By WitchletsMom On June 26th, 2009

It began with a three-hour car drive followed by a leisurely couple of hours hanging out in Washington National Airport listening to the news. Farrah was dead; Michael was working hard to catch up. Iran might as well not have existed.

A short flight north left us sitting at another airport for a bit while the crew waited for a plane to arrive. It would seem that the rate-limiting step in getting a flight off the ground is to have a aircraft. Not to worry, only 90 minutes late and we were en route to Amsterdam. The fellow in the seat ahead of me bore more than a faint resemblance to the southern end of a northbound horse but once I was asleep that didn’t seem to bother me much.

Neither did Iggy’s snoring. He wanted to sleep on the plane and so I’d given him a little pharmacological support. It worked. Well. So well, in fact, that he didn’t take me up on the offer to trade him seats half way through the flight. Both flights Iggy sat in the middle seat and both flights he had ~ahem~ large men in the aisle seat next to him. Not only is he a trooper, he’s a gentleman.
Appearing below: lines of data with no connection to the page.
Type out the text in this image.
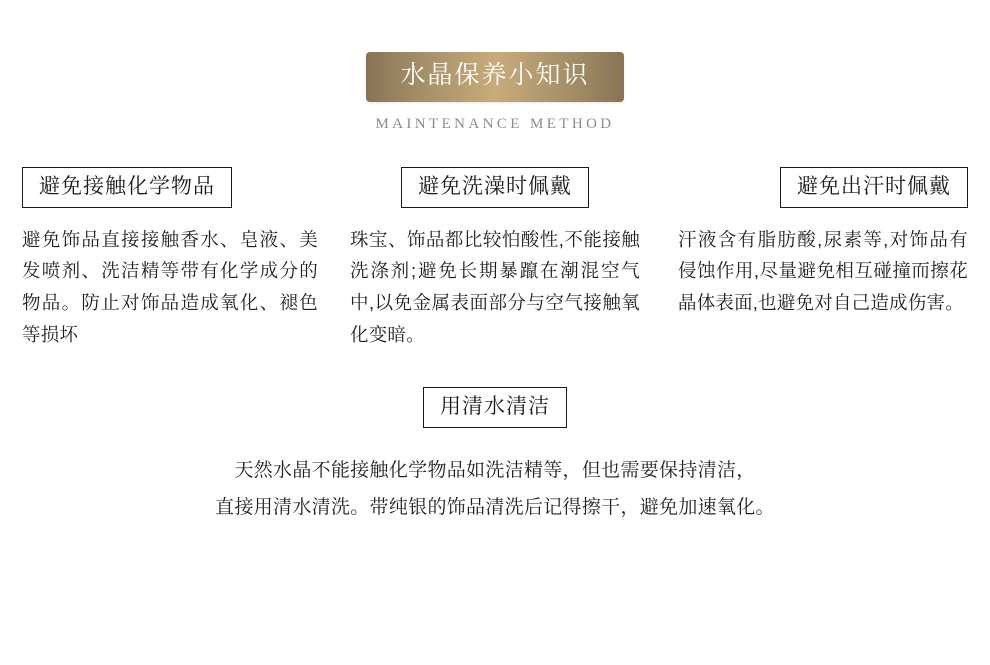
水晶保养小知识
MAINTENANCE METHOD
避免接触化学物品
避免饰品直接接触香水、皂液、美发喷剂、洗洁精等带有化学成分的物品。防止对饰品造成氧化、褪色等损坏
避免洗澡时佩戴
珠宝、饰品都比较怕酸性,不能接触洗涤剂;避免长期暴躥在潮混空气中,以免金属表面部分与空气接触氧化变暗。
避免出汗时佩戴
汗液含有脂肪酸,尿素等,对饰品有侵蚀作用,尽量避免相互碰撞而擦花晶体表面,也避免对自己造成伤害。
用清水清洁
天然水晶不能接触化学物品如洗洁精等，但也需要保持清洁，
直接用清水清洗。带纯银的饰品清洗后记得擦干，避免加速氧化。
In Amsterdam I was stunned by the airport security. Seriously, I allowed an hour to get through security at National and we waltzed on through. I had similar expectations for Amsterdam – customs and immigration questions, having to look through the bag – and we walked on through. The things that could have been in my bag! But no one looked. The pity is the worst thing we were smuggling was a bag of peanut M&Ms. More on those later.
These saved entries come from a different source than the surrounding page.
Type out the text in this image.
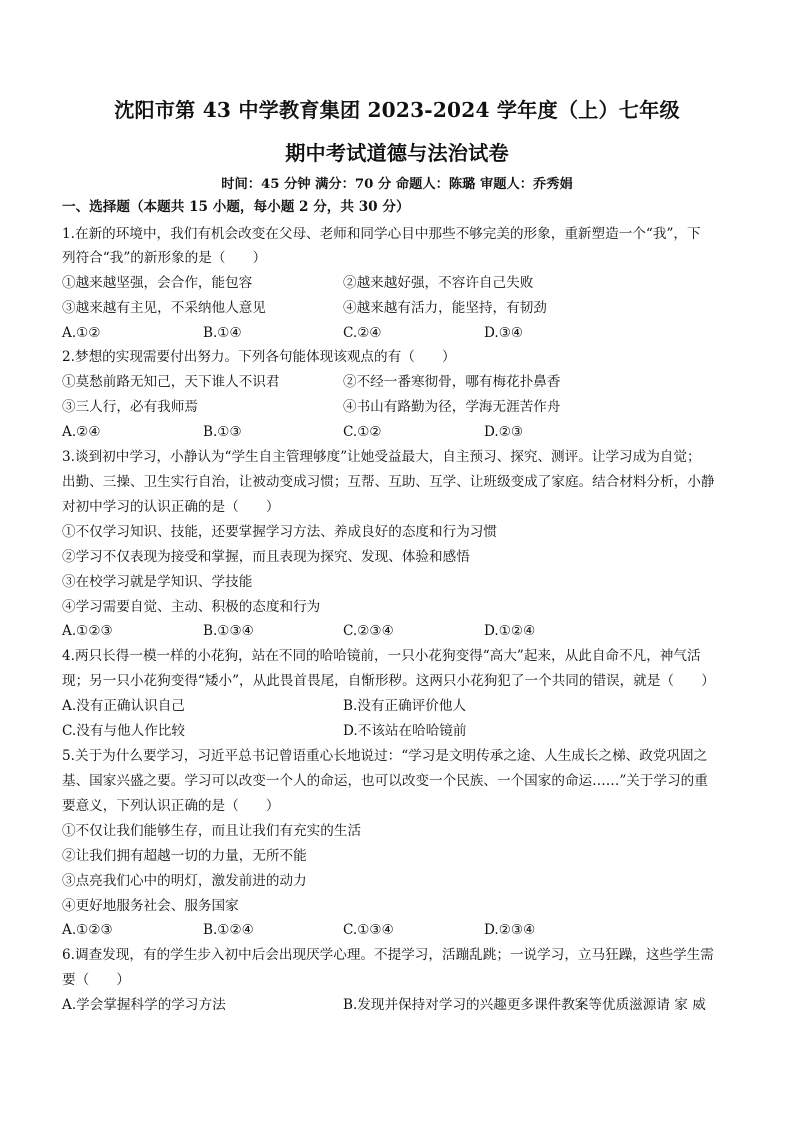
沈阳市第 43 中学教育集团 2023-2024 学年度（上）七年级
期中考试道德与法治试卷
时间：45 分钟 满分：70 分 命题人：陈璐 审题人：乔秀娟
一、选择题（本题共 15 小题，每小题 2 分，共 30 分）
1.在新的环境中，我们有机会改变在父母、老师和同学心目中那些不够完美的形象，重新塑造一个“我”，下
列符合“我”的新形象的是（　　）
①越来越坚强，会合作，能包容	②越来越好强，不容许自己失败
③越来越有主见，不采纳他人意见	④越来越有活力，能坚持，有韧劲
A.①②	B.①④	C.②④	D.③④
2.梦想的实现需要付出努力。下列各句能体现该观点的有（　　）
①莫愁前路无知己，天下谁人不识君	②不经一番寒彻骨，哪有梅花扑鼻香
③三人行，必有我师焉	④书山有路勤为径，学海无涯苦作舟
A.②④	B.①③	C.①②	D.②③
3.谈到初中学习，小静认为“学生自主管理够度”让她受益最大，自主预习、探究、测评。让学习成为自觉；
出勤、三操、卫生实行自治，让被动变成习惯；互帮、互助、互学、让班级变成了家庭。结合材料分析，小静
对初中学习的认识正确的是（　　）
①不仅学习知识、技能，还要掌握学习方法、养成良好的态度和行为习惯
②学习不仅表现为接受和掌握，而且表现为探究、发现、体验和感悟
③在校学习就是学知识、学技能
④学习需要自觉、主动、积极的态度和行为
A.①②③	B.①③④	C.②③④	D.①②④
4.两只长得一模一样的小花狗，站在不同的哈哈镜前，一只小花狗变得“高大”起来，从此自命不凡，神气活
现；另一只小花狗变得“矮小”，从此畏首畏尾，自惭形秽。这两只小花狗犯了一个共同的错误，就是（　　）
A.没有正确认识自己	B.没有正确评价他人
C.没有与他人作比较	D.不该站在哈哈镜前
5.关于为什么要学习，习近平总书记曾语重心长地说过：“学习是文明传承之途、人生成长之梯、政党巩固之
基、国家兴盛之要。学习可以改变一个人的命运，也可以改变一个民族、一个国家的命运……”关于学习的重
要意义，下列认识正确的是（　　）
①不仅让我们能够生存，而且让我们有充实的生活
②让我们拥有超越一切的力量，无所不能
③点亮我们心中的明灯，激发前进的动力
④更好地服务社会、服务国家
A.①②③	B.①②④	C.①③④	D.②③④
6.调查发现，有的学生步入初中后会出现厌学心理。不提学习，活蹦乱跳；一说学习，立马狂躁，这些学生需
要（　　）
A.学会掌握科学的学习方法	B.发现并保持对学习的兴趣更多课件教案等优质滋源请 家 威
From the airport in Amsterdam to Leiden city center is 10 minutes by train. We stood, which was a good thing because despite sleeping on the plane I’m not sure I could have stayed awake. It was a pleasant enough trip ending at the city center. Iggy and I had no idea where our hotel was at so I set off in search of a taxi. Of course, I did this out of nature – strange city, don’t know where I’m at, have luggage, need to get somewhere AND learn a bit of the layout – OH! It must be time to find a cab! Iggy followed but didn’t realize what I was up to until I was talking to the driver already. Right about then I realized that we were tired, hungry, and most of all, cranky.

So what is the first thing that a Pagan Queen does when visiting Holland for the very first time? Anyone?

Yup. Eats M&Ms and takes a nap.

After all, we have two weeks and it’s important to pace yourself.